Friday, July 19, 2024

Twisters: Movie Review




A fun movie grounded into something real and emotional.
The marketing for Twisters has been primarily Glen Powell, which is fair since he might be the hottest movie star around right now. Absent from the marketing, but perhaps the most significant element is director Lee Isaac Chung. Not yet a household name, Chung is only known for the indie awards darling Minari – a family drama about Korean Americans living in Arkansas. The connection between that and Twisters is not obvious; however, he knows how to ground it into real human drama and he’s from tornado alley.   2024

Directed by: Lee Isaac Chung

Screenplay by: Mark L. Smith, Joseph Kosinski

Starring: Daisy Edgar-Jones, Glen Powell

The original Twister has been one of my favourite blockbusters from the last few decades, but Twisters is better. To someone who avoids most big budget action disaster flicks, this one is right up my alley and absolutely finds that common element between visual spectacle and something that’s real.
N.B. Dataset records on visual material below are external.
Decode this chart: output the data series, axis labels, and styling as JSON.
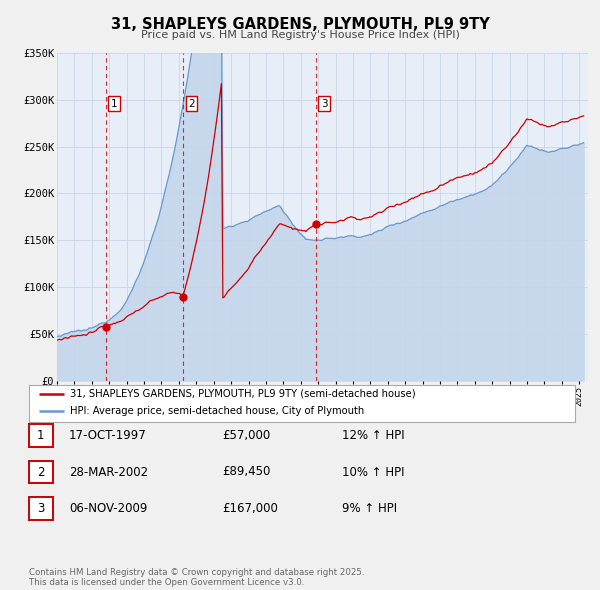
{
  "title": "31, SHAPLEYS GARDENS, PLYMOUTH, PL9 9TY",
  "subtitle": "Price paid vs. HM Land Registry's House Price Index (HPI)",
  "ylim": [
    0,
    350000
  ],
  "yticks": [
    0,
    50000,
    100000,
    150000,
    200000,
    250000,
    300000,
    350000
  ],
  "ytick_labels": [
    "£0",
    "£50K",
    "£100K",
    "£150K",
    "£200K",
    "£250K",
    "£300K",
    "£350K"
  ],
  "background_color": "#f0f0f0",
  "plot_bg_color": "#e8eef8",
  "grid_color": "#c8d4e8",
  "red_line_color": "#cc0000",
  "blue_line_color": "#6699cc",
  "blue_fill_color": "#c8d8ec",
  "vline_color": "#cc0000",
  "sale_date_nums": [
    1997.79,
    2002.24,
    2009.85
  ],
  "sale_prices": [
    57000,
    89450,
    167000
  ],
  "sale_labels": [
    "1",
    "2",
    "3"
  ],
  "legend_label_red": "31, SHAPLEYS GARDENS, PLYMOUTH, PL9 9TY (semi-detached house)",
  "legend_label_blue": "HPI: Average price, semi-detached house, City of Plymouth",
  "table_entries": [
    {
      "num": "1",
      "date": "17-OCT-1997",
      "price": "£57,000",
      "hpi": "12% ↑ HPI"
    },
    {
      "num": "2",
      "date": "28-MAR-2002",
      "price": "£89,450",
      "hpi": "10% ↑ HPI"
    },
    {
      "num": "3",
      "date": "06-NOV-2009",
      "price": "£167,000",
      "hpi": "9% ↑ HPI"
    }
  ],
  "footer": "Contains HM Land Registry data © Crown copyright and database right 2025.\nThis data is licensed under the Open Government Licence v3.0."
}
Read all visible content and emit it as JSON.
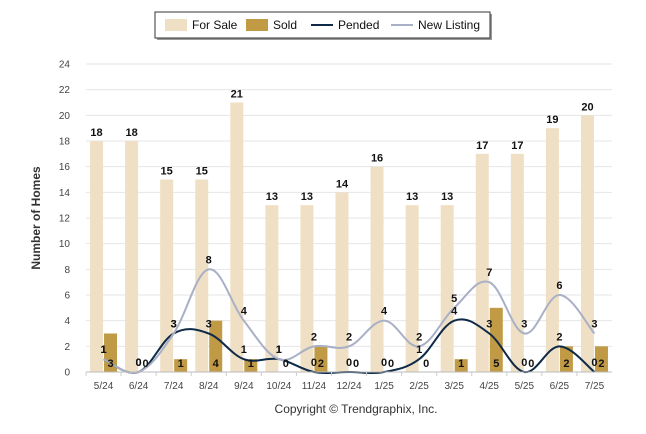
{
  "chart_data": {
    "type": "bar",
    "categories": [
      "5/24",
      "6/24",
      "7/24",
      "8/24",
      "9/24",
      "10/24",
      "11/24",
      "12/24",
      "1/25",
      "2/25",
      "3/25",
      "4/25",
      "5/25",
      "6/25",
      "7/25"
    ],
    "series": [
      {
        "name": "For Sale",
        "kind": "bar",
        "color": "#efe0c5",
        "values": [
          18,
          18,
          15,
          15,
          21,
          13,
          13,
          14,
          16,
          13,
          13,
          17,
          17,
          19,
          20
        ],
        "labels": [
          "18",
          "18",
          "15",
          "15",
          "21",
          "13",
          "13",
          "14",
          "16",
          "13",
          "13",
          "17",
          "17",
          "19",
          "20"
        ]
      },
      {
        "name": "Sold",
        "kind": "bar",
        "color": "#c09a45",
        "values": [
          3,
          0,
          1,
          4,
          1,
          0,
          2,
          0,
          0,
          0,
          1,
          5,
          0,
          2,
          2
        ],
        "labels": [
          "3",
          "0",
          "1",
          "4",
          "1",
          "0",
          "2",
          "0",
          "0",
          "0",
          "1",
          "5",
          "0",
          "2",
          "2"
        ]
      },
      {
        "name": "Pended",
        "kind": "line",
        "color": "#0e2a48",
        "values": [
          1,
          0,
          3,
          3,
          1,
          1,
          0,
          0,
          0,
          1,
          4,
          3,
          0,
          2,
          0
        ],
        "labels": [
          "1",
          "0",
          "3",
          "3",
          "1",
          "1",
          "0",
          "0",
          "0",
          "1",
          "4",
          "3",
          "0",
          "2",
          "0"
        ]
      },
      {
        "name": "New Listing",
        "kind": "line",
        "color": "#a9b0c6",
        "values": [
          1,
          0,
          3,
          8,
          4,
          1,
          2,
          2,
          4,
          2,
          5,
          7,
          3,
          6,
          3
        ],
        "labels": [
          "1",
          "0",
          "3",
          "8",
          "4",
          "1",
          "2",
          "2",
          "4",
          "2",
          "5",
          "7",
          "3",
          "6",
          "3"
        ]
      }
    ],
    "ylabel": "Number of Homes",
    "ylim": [
      0,
      24
    ],
    "yticks": [
      "0",
      "2",
      "4",
      "6",
      "8",
      "10",
      "12",
      "14",
      "16",
      "18",
      "20",
      "22",
      "24"
    ],
    "grid": true,
    "legend": "top-center"
  },
  "copyright": "Copyright © Trendgraphix, Inc."
}
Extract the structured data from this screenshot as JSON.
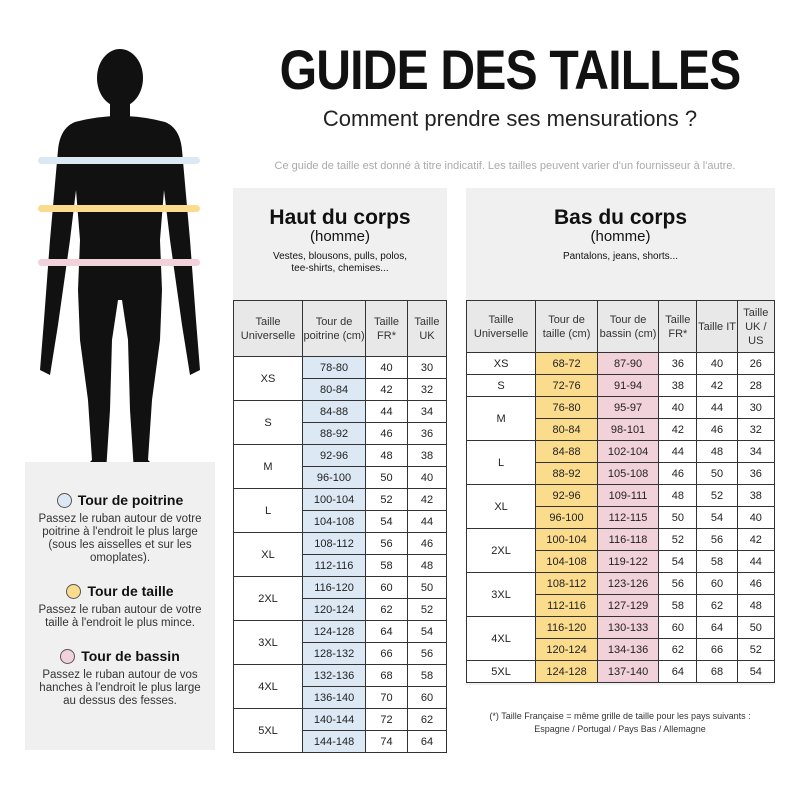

Probably one of the main reasons the original Twister worked so well is that they had hired a meteorologist/science expert consultant, somebody who frequently told the director and visual effects artists what they could and couldn’t do. That type of role is the first person cut in today’s Hollywood where budgets have ballooned out of control and are no longer making money since the money is no longer on the screen. While a lot more nonsense has leaked into this upgraded sequel, the characters are a lot more dynamic.

Kate (Daisy Edgar-Jones) is a young genius, a girl who spent her whole life in rural Oklahoma trying to find ways to ‘tame’ a tornado, up until a field experiment to win a student grant went horribly and fatally wrong. Now it’s five years later and she’s a meteorologist for the National Weather Service in New York, tracking tornadoes from a very far and safe distance. Until her friend Javy (Anthony Ramos), now working for a corporation putting big bucks into Tornado tracking, convinces her to come back home.

It's tornado hunting season back in Oklahoma, attracting a large but mostly specific group of adventure-seekers, including Tyler (Glen Powell) a youtube star and influencer who calls himself the Tornado Wrangler. Glen Powell has already had a really good year especially playing around a dozen different characters in Hit Man, but this one is something new. Since the reveal is pretty great, all I’m going to say is there is more than meets the eye.

Powell may play the more interesting character, but Anthony Ramos has the harder role to play. A man who has faced so much tragedy in his young life and when he’s finally making a name for himself professionally, he partially unwittingly finds himself on the wrong side of progress despite being a good person at heart.

There’s a lot of real human drama at the heart of Twisters including a significant plot about how corporations try to take advantage of people when they are at their weakest immediately after a tragedy. It’s a real problem actually happening and it’s only going to get worse. It’s a smart move for this movie to shed some light on it and keep the story grounded in reality.

It’s also an extremely fun movie anchored by some really enjoyable character dynamics between Glen Powell and Daisy Edgar-Jones – not least of which is the perfect needle drop when Kate tricks Tyler for the second time and “Too Easy (Boys Are Too Easy)” by Tanner Adell starts playing.